Sunday, January 17, 2016

MARIO DERKSEN’S ELEMENTARY ERROR ON “FACT VERSUS LAW”


Sedevacantist Watch... 

MARIO DERKSEN’S ELEMENTARY ERROR ON “FACT VERSUS LAW”


Mario Derksen runs the Sedevacantist website “NovusOrdoWatch” which he uses as his platform to attack and belittle Catholics who oppose the Sedevacantist sect (even those who are very critical of the conciliar Popes and think Pope Francis is a menace to the Church). Evidently, Derksen has an insecurity problem, since he conceals his identity by hiding behind the pen-name “Gregorius.” And his efforts to respond to critiques of Sedevacantism are just as juvenile as his masquerading behind a Latinized pseudo-name, all the while he calls out Catholics (by their real names) and disparages them. Like the approach of Fr.
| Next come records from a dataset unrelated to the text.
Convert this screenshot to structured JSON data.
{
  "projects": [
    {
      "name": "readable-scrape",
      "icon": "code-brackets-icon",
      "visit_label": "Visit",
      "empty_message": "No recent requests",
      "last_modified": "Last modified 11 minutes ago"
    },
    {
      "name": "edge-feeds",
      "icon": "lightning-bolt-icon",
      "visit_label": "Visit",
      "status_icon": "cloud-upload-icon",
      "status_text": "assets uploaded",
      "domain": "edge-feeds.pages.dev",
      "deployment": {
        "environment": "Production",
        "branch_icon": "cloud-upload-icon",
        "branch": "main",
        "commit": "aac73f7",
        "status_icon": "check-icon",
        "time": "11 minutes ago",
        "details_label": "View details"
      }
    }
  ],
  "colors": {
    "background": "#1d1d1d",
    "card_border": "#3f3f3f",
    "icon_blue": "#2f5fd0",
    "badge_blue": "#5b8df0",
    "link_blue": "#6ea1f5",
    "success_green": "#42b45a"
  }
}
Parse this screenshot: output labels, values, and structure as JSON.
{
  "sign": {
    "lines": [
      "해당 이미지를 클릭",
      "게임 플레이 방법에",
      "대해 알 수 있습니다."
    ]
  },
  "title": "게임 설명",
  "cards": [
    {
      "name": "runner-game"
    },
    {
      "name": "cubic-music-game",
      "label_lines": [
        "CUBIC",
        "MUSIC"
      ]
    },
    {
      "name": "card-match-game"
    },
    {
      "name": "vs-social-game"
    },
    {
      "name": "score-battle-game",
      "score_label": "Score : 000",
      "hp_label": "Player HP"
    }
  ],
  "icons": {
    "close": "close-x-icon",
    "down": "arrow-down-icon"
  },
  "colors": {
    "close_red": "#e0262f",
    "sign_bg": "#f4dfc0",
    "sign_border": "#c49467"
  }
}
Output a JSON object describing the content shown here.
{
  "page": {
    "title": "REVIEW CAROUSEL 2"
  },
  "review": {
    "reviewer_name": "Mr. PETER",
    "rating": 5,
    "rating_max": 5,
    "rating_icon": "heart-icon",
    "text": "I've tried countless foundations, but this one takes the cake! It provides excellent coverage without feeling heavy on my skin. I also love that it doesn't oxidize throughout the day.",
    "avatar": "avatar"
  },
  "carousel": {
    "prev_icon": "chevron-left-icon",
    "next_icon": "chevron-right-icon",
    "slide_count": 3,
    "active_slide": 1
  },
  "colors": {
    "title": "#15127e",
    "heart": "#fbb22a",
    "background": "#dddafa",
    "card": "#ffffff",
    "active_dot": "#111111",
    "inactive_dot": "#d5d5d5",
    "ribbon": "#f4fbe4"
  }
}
Cekada, Derksen’s website is filled with humorous caricatures and comical satire aimed at discrediting his opponents and 
maligning their character, which is the customary effeminate response of those 

who cannot engage their opponents at an intellectual level. And, as you will see, Derksen (right) has hit a new moral low in his most recent effort to discredit one of the authors of True or False Pope? This present article provides us yet another opportunity to reveal just why Derksen continually engages in such ad hominem tactics: Because he cannot defend Sedevacantism on its own merits, a defense that is riddled with the most elementary errors of theology and logic that one could commit.

Specifically, we show how Derksen makes a most fundamental error in arguing that Sedevacantism is solely “a question of fact” discerned by the private judgment of individuals, and not a question of Church law as judged by the proper authorities. It’s a classic case of petitio principii (“begging the question”). Whether the Pope is a heretic is indeed a “question of fact,” but who is authorized to judge the facts is a question of law that must first be resolved, as any student taking an introductory course in logic would realize (and not even the Magisterium has settled these questions of law). And Derksen’s anticipated and convenient appeal to “Divine law” to get around Church law will not help him, since the Catholic Church is the final judge on matters of ecclesiastical law precisely because she is the final judge on matters of Divine law (and canon law is a specification of the principles of Divine law). Derksen will also be surprised to discover that his mentor, Fr. Cekada, actually admitted that individual Catholics have no authority to settle speculative questions of theology and law – that is, before he was kicked out of the Society of St. Pius X and became a public Sedevacantist.